Sunak enjoys no such advantages. Largely thanks to Thatcher the trade union movement is no longer regarded as much of a menace. When asked in 2017 only 36 per cent believed the unions were too powerful. The present strike wave comes after over 30 years of union quiescence. Even if all the threatened December strikes happen the number of days lost will still be less than 10 per cent of that which occurred during the winter of discontent. And while during the autumn there has been a slight uptick in those who believe unions play a negative role in Britain it is equalled by those who think they play a positive one. Just now the unions have more of the public on their side than against them: as YouGov has found, exactly half of Britons support paramedics and ambulance workers going on strike while 48 per cent oppose Sunak’s threatened legislation. Maybe these numbers will shift in the government’s favour when the strikes hit but the public is much more positive about the unions than it ever was during Thatcher’s early years as Prime Minister.

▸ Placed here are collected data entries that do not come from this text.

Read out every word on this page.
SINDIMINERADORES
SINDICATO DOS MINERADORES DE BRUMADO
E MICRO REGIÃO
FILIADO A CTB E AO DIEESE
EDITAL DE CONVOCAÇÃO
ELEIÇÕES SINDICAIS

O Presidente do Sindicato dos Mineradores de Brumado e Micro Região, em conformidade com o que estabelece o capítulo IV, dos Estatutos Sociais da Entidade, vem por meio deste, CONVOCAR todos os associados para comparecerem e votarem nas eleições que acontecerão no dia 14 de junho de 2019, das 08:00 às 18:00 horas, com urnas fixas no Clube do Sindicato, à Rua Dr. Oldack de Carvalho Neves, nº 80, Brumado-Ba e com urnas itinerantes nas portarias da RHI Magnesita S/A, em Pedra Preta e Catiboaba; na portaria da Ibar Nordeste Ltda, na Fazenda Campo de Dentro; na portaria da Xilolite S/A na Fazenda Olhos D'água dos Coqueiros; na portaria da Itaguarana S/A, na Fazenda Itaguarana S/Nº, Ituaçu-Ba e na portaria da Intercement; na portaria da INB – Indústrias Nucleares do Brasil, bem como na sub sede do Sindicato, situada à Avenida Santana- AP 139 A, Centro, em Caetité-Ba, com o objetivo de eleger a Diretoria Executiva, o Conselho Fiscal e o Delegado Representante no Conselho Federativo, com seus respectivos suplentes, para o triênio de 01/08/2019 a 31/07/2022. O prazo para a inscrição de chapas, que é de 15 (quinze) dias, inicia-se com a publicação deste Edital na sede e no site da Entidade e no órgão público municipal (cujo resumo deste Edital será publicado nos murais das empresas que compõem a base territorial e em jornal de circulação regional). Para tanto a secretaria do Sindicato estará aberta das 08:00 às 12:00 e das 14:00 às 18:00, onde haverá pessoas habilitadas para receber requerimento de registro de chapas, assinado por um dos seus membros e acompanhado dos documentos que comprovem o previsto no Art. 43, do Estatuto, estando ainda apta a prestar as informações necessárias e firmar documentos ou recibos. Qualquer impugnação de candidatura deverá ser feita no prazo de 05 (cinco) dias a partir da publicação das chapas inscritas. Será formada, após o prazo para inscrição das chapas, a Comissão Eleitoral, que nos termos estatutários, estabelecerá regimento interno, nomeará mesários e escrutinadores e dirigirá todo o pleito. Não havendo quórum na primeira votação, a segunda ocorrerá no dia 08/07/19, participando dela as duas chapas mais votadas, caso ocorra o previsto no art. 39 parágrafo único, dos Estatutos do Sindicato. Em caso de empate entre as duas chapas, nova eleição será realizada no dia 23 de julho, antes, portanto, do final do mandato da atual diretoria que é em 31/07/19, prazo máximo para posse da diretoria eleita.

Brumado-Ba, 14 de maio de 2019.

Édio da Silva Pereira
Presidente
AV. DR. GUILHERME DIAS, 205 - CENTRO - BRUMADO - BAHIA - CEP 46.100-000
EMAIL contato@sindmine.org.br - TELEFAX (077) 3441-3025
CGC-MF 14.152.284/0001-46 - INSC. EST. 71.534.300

Even more worryingly for Sunak, there is no equivalent of accumulated coal stocks to see the country through these multifarious disputes. When members of the RMT strike, trains stop immediately; when nurses walk out, waiting lists right away get longer; and when border staff stay at home, queues at airports in an instant become intolerable. His proposed legislation can do nothing to address these disruptions: if he is lucky, it will become law by Easter 2023 – not Christmas 2022.
All of which leaves the Prime Minister looking weak. He is currently unwilling to concede to the unions’ demands but is also unable to alleviate the impact of the strikes either. Even the army seems unwilling to take the absent workers’ place.
If any comparison is apt, therefore, it is less with the all-conquering Thatcher and more like the helpless Callaghan. Wanting to keep inflation pegged, in the autumn of 1978 the Labour Prime Minister said that public sector workers should only expect a 5 per cent pay rise. The resulting strike wave ended any hopes he had of retaining power because the piling bags of rotting rubbish revealed his government’s incapacity to govern. That is the danger for Sunak: talking tough might please his backbenchers but Britons will want solutions and will turn to the party which looks best able to manage the situation – if they haven’t already.